Editor’s note: This article was submitted by Preserve Greystone, a nonprofit seeking to prevent the state from demolishing the historic Kirkbride building at the former Greystone Park State Psychiatric Hospital, straddling Morris Plains and Parsippany. State officials contend it’s too costly to renovate the 137-year-old structure.
Greystone Advocates Pack Freeholder Meeting in Gillette
More than 20 supporters of Preserve Greystone, the nonprofit advocacy group committed to saving the historic hospital site, attended the July 23, 2014, meeting of the Morris County Freeholders, held at the Long Hill Township Municipal Building in Gillette, away from the board’s usual location in Morristown.
The citizens had come to raise the issue of Greystone’s announced demolition, and the Freeholders’ involvement.
“When Freeholder Doug Cabana announced that he might seek a resolution asking the State to delay demolition by 90 days to consider developers’ proposals, it opened a dialogue that is overdue, and we ask the Freeholders to continue that public dialogue,” said Adam McGovern, a trustee of Preserve Greystone.
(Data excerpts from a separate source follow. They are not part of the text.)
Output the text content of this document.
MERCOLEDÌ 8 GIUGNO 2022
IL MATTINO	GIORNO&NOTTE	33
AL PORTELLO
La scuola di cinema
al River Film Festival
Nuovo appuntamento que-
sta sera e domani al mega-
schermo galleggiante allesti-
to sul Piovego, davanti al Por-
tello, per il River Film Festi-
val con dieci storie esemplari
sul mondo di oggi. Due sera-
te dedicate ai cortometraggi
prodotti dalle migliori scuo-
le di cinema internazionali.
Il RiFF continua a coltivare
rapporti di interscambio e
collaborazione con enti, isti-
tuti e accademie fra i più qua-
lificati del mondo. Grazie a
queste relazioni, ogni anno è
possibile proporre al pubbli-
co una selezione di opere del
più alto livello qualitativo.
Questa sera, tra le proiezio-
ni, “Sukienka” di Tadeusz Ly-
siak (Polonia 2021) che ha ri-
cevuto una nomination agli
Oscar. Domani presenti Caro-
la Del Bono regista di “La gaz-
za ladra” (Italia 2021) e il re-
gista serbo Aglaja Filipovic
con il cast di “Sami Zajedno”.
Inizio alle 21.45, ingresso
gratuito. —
Cabana had publically reversed his position before the July 23 meeting. He was not in attendance at this meeting.
The night was largely tied to historic preservation in its theme, spotlighting the Freeholders’ role in helping preserve an 1850s schoolhouse in the township. Many citizens commended the Freeholders for this, and expressed hope that their support can extend to Greystone.
Rich Kalwa of Lake Hiawatha, who grew up at the site because his father worked there, cited the rich heritage of the hospital treating veterans as far back as the Civil War.
Lynn Brunskill of Mt. Tabor provided the Freeholders with documents on other “Kirkbride” style buildings, like Greystone, that have been preserved and successfully repurposed.
Marjorie Wormer, also a Preserve Greystone trustee, pointed out that mixed-use redevelopment of the Greystone Main Building would put less of a traffic burden, and set more stable traffic patterns, than the sporadic, sometimes overwhelming use caused by events at additional sports fields.
Melissa Cooke, president of the Denville Chamber of Commerce, cited the “enormous commerce and job opportunities to the local towns” that redeveloping the site would foster.
Summing up, Preserve Greystone President John Huebner said: “We are not asking the State to pay to save this building. We are asking it not to pay to destroy it. Our tax dollars will pay for that. The private sector has made it very clear that they can take it over and make it work and save the State a lot of money. This ‘free’ transfer of land to Morris County is not free.”
One of the five Freeholders in attendance, Kathy DeFillippo, responded to the 13 advocates who spoke.
“I welcome all comments. I wrote down some of the points made and will go back to my staff to discuss them.” DeFillippo noted that her email and phone number are on the County website, and she welcomed a continuing dialogue on the issue.